Train
October 3, 2011 in T
The tremor transmitted up from the ground through the sturdy wooden chair to Casey’s warm thighs and buttocks roused him from the dead-end contemplation of a conversation with Winona that will never happen. A graceless stab of his hand silenced the drone and extinguished the phosphor light of the late news update discussion panel show thing he had been looking at without really watching and certainly without listening. He had moved too quickly and failed to divine what they had been talking about so he could pretend to himself he had been paying attention instead of dwelling on some unrealised opportunity and thus avoid the self-recrimination of what was a sensible bedtime on a week night for an adult with a nine-to-five desk job.
As the rhythm of railway bogies rattling across expansion joints started its crescendo Casey lifted his great frame upright and steered it down the hallway toward an ironic bedroom scene where nothing more climactic than a change of clothes would or had ever happened. His gaze passed over the sideboard: his wallet, house keys, car keys, portable media player which was now five years old and unable to support the latest audio file formats. It didn’t matter because he could listen to music sufficiently well in the old formats and surely the determining factor was the speaker in the equally outmoded earphones plugged into the superseded electronic gadget. It wasn’t even an issue because he didn’t love the music rather than the memories of better days it evoked and he didn’t need high fidelity equipment to achieve that when he could still be halted on his track by a tinny dress shop monophonic speaker leaking ‘Give Me a Reason to Love You’ by Portishead into an echoey mall arcade.

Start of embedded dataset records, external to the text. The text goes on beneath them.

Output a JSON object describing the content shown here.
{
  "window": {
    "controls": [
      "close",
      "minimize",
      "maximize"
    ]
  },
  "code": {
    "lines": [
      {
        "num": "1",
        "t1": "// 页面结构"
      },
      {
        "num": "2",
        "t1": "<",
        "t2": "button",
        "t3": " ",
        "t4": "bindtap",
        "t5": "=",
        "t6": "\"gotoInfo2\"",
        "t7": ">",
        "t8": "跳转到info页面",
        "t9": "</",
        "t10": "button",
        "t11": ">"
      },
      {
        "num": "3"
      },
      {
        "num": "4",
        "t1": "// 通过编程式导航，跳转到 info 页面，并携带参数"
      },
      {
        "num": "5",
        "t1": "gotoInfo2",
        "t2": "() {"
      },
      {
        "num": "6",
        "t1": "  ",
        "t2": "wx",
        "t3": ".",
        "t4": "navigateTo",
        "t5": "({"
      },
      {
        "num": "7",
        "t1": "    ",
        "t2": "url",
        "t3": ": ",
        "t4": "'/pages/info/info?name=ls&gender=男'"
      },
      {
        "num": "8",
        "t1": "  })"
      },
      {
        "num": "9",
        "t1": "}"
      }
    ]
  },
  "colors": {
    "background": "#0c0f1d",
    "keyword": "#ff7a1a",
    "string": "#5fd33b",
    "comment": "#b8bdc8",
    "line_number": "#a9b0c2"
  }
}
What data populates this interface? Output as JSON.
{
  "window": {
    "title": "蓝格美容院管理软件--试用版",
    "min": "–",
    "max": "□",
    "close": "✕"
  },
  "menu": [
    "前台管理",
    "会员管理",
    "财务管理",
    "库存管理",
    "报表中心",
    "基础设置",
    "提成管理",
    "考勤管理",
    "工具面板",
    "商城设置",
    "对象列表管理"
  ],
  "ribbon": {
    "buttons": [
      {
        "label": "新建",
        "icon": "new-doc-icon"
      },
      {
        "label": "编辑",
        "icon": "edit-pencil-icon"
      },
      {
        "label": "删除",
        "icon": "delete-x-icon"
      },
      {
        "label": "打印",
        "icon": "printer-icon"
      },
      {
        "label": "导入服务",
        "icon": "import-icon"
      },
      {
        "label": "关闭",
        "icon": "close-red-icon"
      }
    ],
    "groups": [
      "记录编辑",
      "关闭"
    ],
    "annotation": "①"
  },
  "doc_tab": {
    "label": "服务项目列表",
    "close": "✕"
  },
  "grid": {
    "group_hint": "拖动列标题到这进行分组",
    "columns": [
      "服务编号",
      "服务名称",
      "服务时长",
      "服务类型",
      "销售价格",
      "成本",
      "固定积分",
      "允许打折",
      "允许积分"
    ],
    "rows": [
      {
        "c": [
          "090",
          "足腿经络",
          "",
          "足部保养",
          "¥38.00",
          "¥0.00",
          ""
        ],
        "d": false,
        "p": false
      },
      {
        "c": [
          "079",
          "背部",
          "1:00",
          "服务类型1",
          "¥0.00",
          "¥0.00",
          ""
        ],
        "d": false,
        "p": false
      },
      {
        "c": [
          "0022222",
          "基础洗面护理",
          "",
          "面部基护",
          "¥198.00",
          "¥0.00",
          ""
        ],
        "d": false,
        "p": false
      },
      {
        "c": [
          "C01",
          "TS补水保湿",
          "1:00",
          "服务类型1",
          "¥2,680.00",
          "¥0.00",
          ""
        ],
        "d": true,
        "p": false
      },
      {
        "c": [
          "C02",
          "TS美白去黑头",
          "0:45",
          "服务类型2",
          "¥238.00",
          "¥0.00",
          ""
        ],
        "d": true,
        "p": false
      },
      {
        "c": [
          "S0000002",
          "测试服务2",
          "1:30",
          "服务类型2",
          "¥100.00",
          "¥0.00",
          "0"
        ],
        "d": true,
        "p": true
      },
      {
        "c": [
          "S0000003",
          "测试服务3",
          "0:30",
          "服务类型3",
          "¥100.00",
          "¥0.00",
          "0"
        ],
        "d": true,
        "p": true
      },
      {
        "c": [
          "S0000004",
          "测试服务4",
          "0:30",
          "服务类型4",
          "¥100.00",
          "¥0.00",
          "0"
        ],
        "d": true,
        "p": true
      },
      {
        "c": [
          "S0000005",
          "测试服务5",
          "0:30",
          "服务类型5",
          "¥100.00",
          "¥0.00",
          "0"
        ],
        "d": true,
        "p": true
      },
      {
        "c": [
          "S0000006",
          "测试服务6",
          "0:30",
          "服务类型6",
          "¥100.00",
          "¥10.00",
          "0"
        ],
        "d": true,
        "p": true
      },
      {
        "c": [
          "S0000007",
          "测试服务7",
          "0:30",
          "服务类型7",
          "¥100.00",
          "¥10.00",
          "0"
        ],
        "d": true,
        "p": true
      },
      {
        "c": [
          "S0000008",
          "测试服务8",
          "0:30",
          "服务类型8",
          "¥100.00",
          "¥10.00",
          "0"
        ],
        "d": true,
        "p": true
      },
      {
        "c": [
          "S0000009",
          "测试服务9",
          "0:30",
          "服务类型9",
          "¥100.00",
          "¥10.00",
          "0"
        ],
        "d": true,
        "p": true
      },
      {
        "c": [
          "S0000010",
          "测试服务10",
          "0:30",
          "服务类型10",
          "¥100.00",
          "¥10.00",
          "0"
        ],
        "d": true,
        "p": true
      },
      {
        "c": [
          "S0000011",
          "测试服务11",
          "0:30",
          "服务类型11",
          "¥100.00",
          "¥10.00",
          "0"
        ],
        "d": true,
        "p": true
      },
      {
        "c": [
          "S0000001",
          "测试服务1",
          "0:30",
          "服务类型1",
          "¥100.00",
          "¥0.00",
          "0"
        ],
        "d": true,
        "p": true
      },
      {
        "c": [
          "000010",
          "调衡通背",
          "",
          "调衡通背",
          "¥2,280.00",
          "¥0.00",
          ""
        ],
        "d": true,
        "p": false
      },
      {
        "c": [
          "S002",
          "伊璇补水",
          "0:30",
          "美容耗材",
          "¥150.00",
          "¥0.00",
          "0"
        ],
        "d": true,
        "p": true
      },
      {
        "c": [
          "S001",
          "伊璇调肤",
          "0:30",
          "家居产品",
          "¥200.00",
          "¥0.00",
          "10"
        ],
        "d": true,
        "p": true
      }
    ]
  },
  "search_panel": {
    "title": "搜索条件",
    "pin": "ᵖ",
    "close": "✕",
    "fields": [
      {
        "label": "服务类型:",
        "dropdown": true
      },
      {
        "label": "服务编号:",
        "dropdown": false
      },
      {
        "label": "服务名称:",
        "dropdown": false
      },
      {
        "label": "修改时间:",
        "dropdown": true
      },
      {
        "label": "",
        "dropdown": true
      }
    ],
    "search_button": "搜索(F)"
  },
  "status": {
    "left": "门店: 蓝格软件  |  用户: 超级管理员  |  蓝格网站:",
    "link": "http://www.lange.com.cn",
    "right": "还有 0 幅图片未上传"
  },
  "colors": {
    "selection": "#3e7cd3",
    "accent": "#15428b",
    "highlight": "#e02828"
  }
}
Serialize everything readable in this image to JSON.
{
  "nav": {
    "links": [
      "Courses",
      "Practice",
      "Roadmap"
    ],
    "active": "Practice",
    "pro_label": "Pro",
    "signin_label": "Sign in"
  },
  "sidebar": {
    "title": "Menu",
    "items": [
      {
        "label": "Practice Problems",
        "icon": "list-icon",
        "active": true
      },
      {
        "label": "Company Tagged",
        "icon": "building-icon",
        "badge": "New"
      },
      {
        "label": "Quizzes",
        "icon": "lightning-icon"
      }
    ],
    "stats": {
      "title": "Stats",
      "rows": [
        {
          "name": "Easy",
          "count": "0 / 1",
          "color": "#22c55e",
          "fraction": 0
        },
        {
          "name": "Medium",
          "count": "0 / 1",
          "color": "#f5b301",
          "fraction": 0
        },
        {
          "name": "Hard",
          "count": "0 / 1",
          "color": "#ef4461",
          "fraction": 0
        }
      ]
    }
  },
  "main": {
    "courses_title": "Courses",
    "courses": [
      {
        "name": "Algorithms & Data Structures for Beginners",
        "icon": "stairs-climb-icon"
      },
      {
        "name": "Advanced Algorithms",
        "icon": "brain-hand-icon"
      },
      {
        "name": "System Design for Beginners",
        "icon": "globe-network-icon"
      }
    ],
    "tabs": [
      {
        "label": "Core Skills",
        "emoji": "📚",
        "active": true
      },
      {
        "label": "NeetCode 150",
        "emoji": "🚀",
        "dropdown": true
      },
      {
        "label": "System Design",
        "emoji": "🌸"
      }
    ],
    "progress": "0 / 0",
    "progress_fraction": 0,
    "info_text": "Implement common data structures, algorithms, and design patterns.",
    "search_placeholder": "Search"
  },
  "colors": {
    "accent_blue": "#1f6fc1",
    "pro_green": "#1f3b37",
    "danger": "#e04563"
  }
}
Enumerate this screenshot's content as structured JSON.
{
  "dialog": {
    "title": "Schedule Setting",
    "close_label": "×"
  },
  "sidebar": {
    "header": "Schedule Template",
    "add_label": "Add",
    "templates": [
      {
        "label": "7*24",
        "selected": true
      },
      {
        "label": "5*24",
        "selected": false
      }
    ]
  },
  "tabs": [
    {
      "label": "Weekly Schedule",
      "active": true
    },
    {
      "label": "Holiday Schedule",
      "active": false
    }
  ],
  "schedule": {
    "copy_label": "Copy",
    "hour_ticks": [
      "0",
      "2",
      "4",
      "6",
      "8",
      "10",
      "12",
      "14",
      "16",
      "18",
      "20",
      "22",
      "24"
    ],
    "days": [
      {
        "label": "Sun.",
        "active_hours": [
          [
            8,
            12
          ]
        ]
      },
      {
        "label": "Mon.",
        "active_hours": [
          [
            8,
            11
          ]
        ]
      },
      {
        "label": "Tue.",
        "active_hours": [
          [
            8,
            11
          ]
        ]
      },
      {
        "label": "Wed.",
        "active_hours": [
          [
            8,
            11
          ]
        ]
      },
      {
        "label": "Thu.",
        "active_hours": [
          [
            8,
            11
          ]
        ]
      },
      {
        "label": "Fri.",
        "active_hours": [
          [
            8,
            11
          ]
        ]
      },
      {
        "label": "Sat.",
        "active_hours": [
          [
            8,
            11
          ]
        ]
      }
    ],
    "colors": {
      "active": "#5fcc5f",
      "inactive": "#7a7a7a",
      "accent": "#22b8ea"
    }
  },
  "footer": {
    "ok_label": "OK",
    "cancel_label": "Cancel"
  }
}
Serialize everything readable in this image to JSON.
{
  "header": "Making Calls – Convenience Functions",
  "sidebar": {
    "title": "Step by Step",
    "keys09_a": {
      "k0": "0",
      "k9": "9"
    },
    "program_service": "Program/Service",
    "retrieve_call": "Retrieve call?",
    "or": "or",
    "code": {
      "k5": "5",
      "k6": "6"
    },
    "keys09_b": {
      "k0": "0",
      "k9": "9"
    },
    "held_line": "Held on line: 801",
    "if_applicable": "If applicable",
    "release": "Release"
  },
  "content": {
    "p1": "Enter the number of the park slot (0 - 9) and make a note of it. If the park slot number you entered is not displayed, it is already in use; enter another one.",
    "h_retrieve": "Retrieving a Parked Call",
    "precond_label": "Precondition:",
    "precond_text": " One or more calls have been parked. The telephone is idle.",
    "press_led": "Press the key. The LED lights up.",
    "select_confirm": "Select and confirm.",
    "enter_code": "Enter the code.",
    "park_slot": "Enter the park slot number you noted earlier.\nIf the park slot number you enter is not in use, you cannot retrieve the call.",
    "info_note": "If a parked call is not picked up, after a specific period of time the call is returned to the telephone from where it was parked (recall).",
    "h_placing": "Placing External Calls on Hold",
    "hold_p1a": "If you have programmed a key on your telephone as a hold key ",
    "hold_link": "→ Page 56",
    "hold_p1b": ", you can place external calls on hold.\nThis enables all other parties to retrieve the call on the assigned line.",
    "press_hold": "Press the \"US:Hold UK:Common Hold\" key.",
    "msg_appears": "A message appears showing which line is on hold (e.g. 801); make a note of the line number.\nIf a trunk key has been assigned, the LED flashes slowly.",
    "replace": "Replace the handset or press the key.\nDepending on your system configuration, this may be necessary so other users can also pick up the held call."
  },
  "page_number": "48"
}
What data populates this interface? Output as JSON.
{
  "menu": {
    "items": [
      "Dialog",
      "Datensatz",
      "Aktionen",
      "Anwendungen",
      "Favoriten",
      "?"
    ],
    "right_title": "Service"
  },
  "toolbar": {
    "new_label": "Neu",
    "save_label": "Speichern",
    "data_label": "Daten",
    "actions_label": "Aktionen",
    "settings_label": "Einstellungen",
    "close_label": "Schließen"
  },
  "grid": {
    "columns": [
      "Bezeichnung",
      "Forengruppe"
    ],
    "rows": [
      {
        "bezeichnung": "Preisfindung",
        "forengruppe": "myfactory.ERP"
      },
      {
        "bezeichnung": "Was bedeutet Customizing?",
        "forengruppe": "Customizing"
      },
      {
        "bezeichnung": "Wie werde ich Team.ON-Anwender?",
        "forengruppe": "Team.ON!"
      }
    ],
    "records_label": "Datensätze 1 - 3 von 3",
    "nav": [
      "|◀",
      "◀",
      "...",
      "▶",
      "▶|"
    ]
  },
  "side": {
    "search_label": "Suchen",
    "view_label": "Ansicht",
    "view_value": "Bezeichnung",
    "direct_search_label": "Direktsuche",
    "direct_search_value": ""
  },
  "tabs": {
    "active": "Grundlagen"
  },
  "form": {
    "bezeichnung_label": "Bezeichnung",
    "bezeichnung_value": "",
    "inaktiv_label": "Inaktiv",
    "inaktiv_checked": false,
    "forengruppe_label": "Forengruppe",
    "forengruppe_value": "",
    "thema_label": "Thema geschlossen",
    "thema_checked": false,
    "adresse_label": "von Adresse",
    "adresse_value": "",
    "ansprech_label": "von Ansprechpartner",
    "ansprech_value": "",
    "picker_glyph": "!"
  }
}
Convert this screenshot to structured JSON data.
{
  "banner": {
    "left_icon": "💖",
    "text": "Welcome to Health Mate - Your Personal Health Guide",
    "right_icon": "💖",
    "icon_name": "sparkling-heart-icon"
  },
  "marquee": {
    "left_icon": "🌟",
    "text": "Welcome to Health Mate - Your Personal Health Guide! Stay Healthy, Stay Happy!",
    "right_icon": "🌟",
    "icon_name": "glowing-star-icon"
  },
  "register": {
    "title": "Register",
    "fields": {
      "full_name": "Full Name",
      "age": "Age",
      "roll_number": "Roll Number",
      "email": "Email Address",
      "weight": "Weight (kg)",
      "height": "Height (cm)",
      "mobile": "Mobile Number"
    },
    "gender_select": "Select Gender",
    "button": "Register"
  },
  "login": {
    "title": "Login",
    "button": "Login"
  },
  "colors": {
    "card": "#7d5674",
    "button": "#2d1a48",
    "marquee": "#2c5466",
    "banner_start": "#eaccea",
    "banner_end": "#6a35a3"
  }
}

“I just want to be a woman” ran through his head as the hem of his nightshirt dropped to his ankles and he smiled briefly at the pyjama gender dichotomy of nightdresses cut to essentially the same pattern before his mind wandered onto the track of how he came to be on the verge of negotiating his way into the bed linen when he couldn’t recall ducking through the doorway or the freight train passing out of earshot.